Swiss Jadi Titik Penentu, Utusan Trump dan Menlu Iran Kembali Buka Jalur Damai

Utusan Khusus Amerika Serikat Steve Witkoff dan Menteri Luar Negeri Iran Abbas Araghchi dilaporkan sama-sama menuju Swiss untuk melanjutkan pembicaraan mengenai kesepakatan damai sementara antara Washington dan Teheran. Pergerakan ini menjadi sinyal bahwa jalur diplomasi yang sempat tertahan kini kembali dibuka di tengah meredanya ketegangan kawasan.

Pembicaraan di Swiss dipandang penting karena menyentuh isu-isu paling sensitif dalam hubungan kedua negara. Agenda itu mencakup program nuklir Iran dan pembukaan kembali Selat Hormuz secara penuh, dua hal yang memiliki dampak besar terhadap stabilitas energi dan keamanan kawasan.

Fokus pembahasan bergeser ke langkah teknis

Jalur pelayaran di Selat Hormuz memegang peran besar bagi pasokan minyak dunia, sehingga setiap perkembangan diplomatik yang menyentuh kawasan itu langsung menarik perhatian luas. Di sisi lain, pembahasan teknis dianggap sebagai pintu masuk untuk membangun kesepakatan yang lebih permanen setelah sejumlah hambatan sempat menunda proses sebelumnya.

Menurut laporan Axios, Witkoff akan bergabung dengan Jared Kushner, menantu Trump, yang lebih dulu berada di Swiss.

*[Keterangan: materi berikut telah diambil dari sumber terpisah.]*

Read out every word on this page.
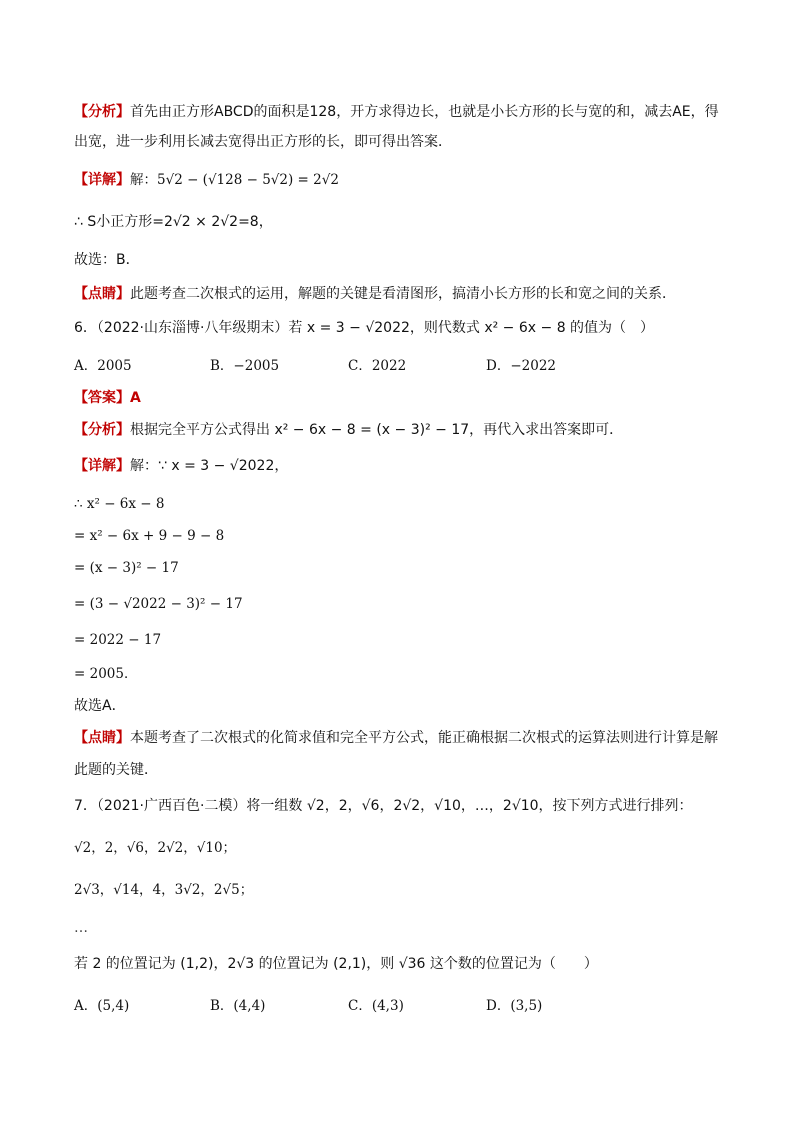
【分析】首先由正方形ABCD的面积是128，开方求得边长，也就是小长方形的长与宽的和，减去AE，得
出宽，进一步利用长减去宽得出正方形的长，即可得出答案．
【详解】解：5√2 − (√128 − 5√2) = 2√2
∴ S小正方形=2√2 × 2√2=8，
故选：B．
【点睛】此题考查二次根式的运用，解题的关键是看清图形，搞清小长方形的长和宽之间的关系．
6．（2022·山东淄博·八年级期末）若 x = 3 − √2022，则代数式 x² − 6x − 8 的值为（　）
A．2005	B．−2005	C．2022	D．−2022
【答案】A
【分析】根据完全平方公式得出 x² − 6x − 8 = (x − 3)² − 17，再代入求出答案即可．
【详解】解：∵ x = 3 − √2022，
∴ x² − 6x − 8
= x² − 6x + 9 − 9 − 8
= (x − 3)² − 17
= (3 − √2022 − 3)² − 17
= 2022 − 17
= 2005．
故选A．
【点睛】本题考查了二次根式的化简求值和完全平方公式，能正确根据二次根式的运算法则进行计算是解
此题的关键．
7．（2021·广西百色·二模）将一组数 √2，2，√6，2√2，√10，…，2√10，按下列方式进行排列：
√2，2，√6，2√2，√10；
2√3，√14，4，3√2，2√5；
…
若 2 的位置记为 (1,2)，2√3 的位置记为 (2,1)，则 √36 这个数的位置记为（　　）
A．(5,4)	B．(4,4)	C．(4,3)	D．(3,5)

Sementara itu, TRT World melaporkan Araghchi dijadwalkan berangkat pada Sabtu (20/6/2026).

Gencatan senjata di Lebanon ikut memberi ruang

Pergerakan diplomatik ini menguat setelah Israel dan Hizbullah sepakat menghentikan pertempuran di Lebanon pada Jumat (19/6/2026). Kesepakatan itu meredakan eskalasi yang dalam beberapa hari sebelumnya dikhawatirkan bisa kembali mengganggu pembicaraan antara Washington dan Teheran.

Di tengah situasi tersebut, Washington dan Teheran kembali mendapat ruang untuk melanjutkan dialog. Pertemuan di Swiss kini dipandang sebagai ujian apakah komunikasi kedua pihak bisa tetap berjalan meski dinamika kawasan belum sepenuhnya stabil.

Memorandum elektronik 14 poin sebelumnya sudah dibahas

Sebelumnya, Trump dan Presiden Masoud Pezeshkian disebut menandatangani memorandum elektronik berisi 14 poin pada Rabu (17/6/2026). Dokumen itu memuat sejumlah isu sensitif, termasuk Selat Hormuz, nuklir Iran, dan topik penting lain yang diarahkan untuk menghentikan perang antara AS dan Iran.

Wakil Presiden AS JD Vance sebelumnya juga membatalkan rencana kunjungannya ke Swiss pada Kamis (18/6/2026). Pembatalan itu terjadi ketika ketegangan antara Israel dan kelompok Hizbullah masih meningkat dan membuat agenda diplomasi ikut tertekan.

Hingga laporan ini disusun, Gedung Putih belum memberikan pernyataan resmi terkait laporan perjalanan Witkoff ke Swiss. Namun, kabar keberangkatan para pejabat tinggi itu menunjukkan bahwa upaya melanjutkan dialog damai masih terus berjalan di tengah perubahan situasi yang cepat di kawasan.